Cloth Term Dictionary
Warp: This refers to the yarns that are running the length of the fabric. The are the length of the entire roll.
Fill: These are the yarns that are woven across the width of the fabric. Since cloth rolls are typicaly 54” wide each of these yarns are no longer than that.
Bias: The direction across the sail that’s at a 45o to the lenth and width of the cloth.
Denier: A system for coding yarn sizes. Low number represent smaller sizes (and more yarns per inch) and larger numbers are for larger yarns (fewer strands per inch).
X-Ply: Strands of fibers run on the bias direction in laminate sails to help reduce bias elongation.
Dacron: DuPont’s trade name for polyester fibers.
Kevlar: DuPont’s trade name for their high strength aramid fibers.
Carbon Fiber: A very strong and elongation resistant fiber used in composite engineering and high end sails, usually but no always racing sails.
Pentex: Modified polyester with 250% less stretch.
Scrim: A Non woven formed sheet held together with resin.
Spectra: Modified polyethylene fiber used mostly in laminate materials but also used in some very high end woven sail cloths.
Taffeta: Light woven fabric used on laminate materials to add durability and abrasion resistance.
Twaron: A family of aramid fibers (like Kevlar) used in racing laminates.
Nylon / Rip Stop: A elastic polymer that is woven and coated into lightweight fabrics which most spinnakers are made of. They typically are made in such a way as to resist tearing.
Creep: The tendency of a fiber to gradually stretch under a constant load.
Elongation: Amount a cloth stretches under load from it’s initial length. Usually measured in 1/100ths of an inch.
Elongation Recovery: The percentage of which the elongation of a fabric is.

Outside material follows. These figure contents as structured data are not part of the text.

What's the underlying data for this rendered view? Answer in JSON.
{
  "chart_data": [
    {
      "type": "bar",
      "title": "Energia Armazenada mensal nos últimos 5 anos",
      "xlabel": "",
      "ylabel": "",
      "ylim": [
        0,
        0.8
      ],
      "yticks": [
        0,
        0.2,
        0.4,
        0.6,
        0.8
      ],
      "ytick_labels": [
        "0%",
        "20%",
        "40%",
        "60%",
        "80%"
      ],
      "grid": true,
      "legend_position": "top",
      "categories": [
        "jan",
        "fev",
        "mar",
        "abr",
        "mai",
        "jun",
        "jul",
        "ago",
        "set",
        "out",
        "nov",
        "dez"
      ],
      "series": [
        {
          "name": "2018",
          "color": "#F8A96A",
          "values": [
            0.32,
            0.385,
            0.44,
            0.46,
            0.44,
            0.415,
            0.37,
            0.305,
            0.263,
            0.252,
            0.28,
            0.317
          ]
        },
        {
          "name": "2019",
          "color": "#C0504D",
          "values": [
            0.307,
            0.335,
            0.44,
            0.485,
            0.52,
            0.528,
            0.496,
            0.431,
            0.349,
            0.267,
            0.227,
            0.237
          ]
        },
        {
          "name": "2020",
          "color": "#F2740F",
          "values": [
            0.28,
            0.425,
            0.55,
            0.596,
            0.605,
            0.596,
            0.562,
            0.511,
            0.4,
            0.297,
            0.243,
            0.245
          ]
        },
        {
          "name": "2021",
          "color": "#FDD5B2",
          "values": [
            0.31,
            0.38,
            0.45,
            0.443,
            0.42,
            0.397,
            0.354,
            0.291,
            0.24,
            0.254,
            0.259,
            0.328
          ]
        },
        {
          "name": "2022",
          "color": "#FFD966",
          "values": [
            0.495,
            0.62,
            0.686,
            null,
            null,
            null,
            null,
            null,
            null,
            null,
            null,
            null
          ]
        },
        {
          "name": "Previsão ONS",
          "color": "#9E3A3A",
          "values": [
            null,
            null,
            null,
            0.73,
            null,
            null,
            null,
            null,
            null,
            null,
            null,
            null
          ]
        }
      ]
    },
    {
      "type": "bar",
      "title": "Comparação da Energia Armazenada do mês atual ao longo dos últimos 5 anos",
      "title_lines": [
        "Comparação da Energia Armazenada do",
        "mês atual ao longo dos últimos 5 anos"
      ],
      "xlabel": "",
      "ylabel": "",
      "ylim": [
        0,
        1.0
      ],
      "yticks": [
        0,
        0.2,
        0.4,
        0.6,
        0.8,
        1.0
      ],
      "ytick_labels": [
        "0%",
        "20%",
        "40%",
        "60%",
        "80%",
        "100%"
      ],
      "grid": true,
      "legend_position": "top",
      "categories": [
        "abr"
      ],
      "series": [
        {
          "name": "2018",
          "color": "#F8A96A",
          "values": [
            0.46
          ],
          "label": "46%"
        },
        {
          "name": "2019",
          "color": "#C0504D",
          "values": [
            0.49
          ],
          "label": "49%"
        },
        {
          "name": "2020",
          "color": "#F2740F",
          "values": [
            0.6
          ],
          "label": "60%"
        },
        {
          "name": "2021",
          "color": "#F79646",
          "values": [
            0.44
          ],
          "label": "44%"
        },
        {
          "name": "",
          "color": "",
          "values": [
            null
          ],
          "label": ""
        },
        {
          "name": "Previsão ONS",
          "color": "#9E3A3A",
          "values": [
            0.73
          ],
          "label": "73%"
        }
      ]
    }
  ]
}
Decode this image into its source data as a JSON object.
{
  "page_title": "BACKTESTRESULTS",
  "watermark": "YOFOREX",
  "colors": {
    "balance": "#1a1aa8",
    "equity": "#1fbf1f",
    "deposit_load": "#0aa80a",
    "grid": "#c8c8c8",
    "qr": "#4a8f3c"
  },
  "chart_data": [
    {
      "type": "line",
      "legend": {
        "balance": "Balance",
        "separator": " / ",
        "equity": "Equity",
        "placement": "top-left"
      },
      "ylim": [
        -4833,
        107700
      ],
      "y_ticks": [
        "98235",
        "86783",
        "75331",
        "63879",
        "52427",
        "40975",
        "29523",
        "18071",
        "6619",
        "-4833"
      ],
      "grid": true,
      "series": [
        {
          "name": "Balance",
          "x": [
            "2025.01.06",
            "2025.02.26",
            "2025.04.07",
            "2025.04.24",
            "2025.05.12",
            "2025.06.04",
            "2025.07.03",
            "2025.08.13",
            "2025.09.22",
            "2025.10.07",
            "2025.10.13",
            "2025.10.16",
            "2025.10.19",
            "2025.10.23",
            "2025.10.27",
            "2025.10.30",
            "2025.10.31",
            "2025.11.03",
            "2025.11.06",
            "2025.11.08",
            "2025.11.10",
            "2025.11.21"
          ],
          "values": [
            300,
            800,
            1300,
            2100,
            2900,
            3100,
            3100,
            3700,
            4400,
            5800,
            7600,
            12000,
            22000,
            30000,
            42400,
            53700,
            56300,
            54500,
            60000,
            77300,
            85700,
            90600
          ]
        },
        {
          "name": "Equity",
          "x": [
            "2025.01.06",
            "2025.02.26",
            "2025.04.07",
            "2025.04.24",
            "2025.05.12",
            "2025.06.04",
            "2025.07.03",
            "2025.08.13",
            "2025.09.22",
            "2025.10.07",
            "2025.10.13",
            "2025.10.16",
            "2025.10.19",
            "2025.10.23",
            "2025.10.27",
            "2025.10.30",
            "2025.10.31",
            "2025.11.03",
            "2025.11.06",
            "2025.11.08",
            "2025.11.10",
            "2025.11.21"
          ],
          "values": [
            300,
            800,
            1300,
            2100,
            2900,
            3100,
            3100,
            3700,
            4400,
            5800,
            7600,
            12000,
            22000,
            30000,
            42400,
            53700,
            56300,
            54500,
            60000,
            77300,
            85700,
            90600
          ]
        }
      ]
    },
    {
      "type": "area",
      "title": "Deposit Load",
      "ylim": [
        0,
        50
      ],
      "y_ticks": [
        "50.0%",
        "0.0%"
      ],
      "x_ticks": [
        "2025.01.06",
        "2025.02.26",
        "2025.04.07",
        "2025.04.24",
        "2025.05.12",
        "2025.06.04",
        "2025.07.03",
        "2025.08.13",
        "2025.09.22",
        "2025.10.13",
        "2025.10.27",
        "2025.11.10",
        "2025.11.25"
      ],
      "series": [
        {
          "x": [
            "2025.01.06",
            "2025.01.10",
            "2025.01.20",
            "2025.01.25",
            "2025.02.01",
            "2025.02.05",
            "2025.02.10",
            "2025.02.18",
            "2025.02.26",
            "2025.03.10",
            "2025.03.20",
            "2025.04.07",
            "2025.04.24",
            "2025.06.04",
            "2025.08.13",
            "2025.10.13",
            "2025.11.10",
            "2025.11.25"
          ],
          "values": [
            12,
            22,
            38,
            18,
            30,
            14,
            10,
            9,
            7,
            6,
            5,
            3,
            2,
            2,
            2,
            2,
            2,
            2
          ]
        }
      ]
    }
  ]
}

Modulus: The measure of the stretch or elasticity of a fabric. High Modulus = Lower Stretch.
Sailmakers Ounces (smoz): Weight of a 36” x 28.5” piece of cloth. This is the size used for discussing cloth weights (e.g. Your sail is made of 7 Oz Dacron Cloth).
Tenacity: Breaking strength of a yarn or fabric stated in force per unit of a cross-sectional piece.
Tensile Strength: Ability of a fiber, yarn or fabric to resist breaking under tension.
Primary Yarn Direction: The direction (warp, fill or balanced) that a cloth resists stretch the most. Most crosscut cruising Dacron is fill oriented.
Hand: How firm or soft a fabric feels.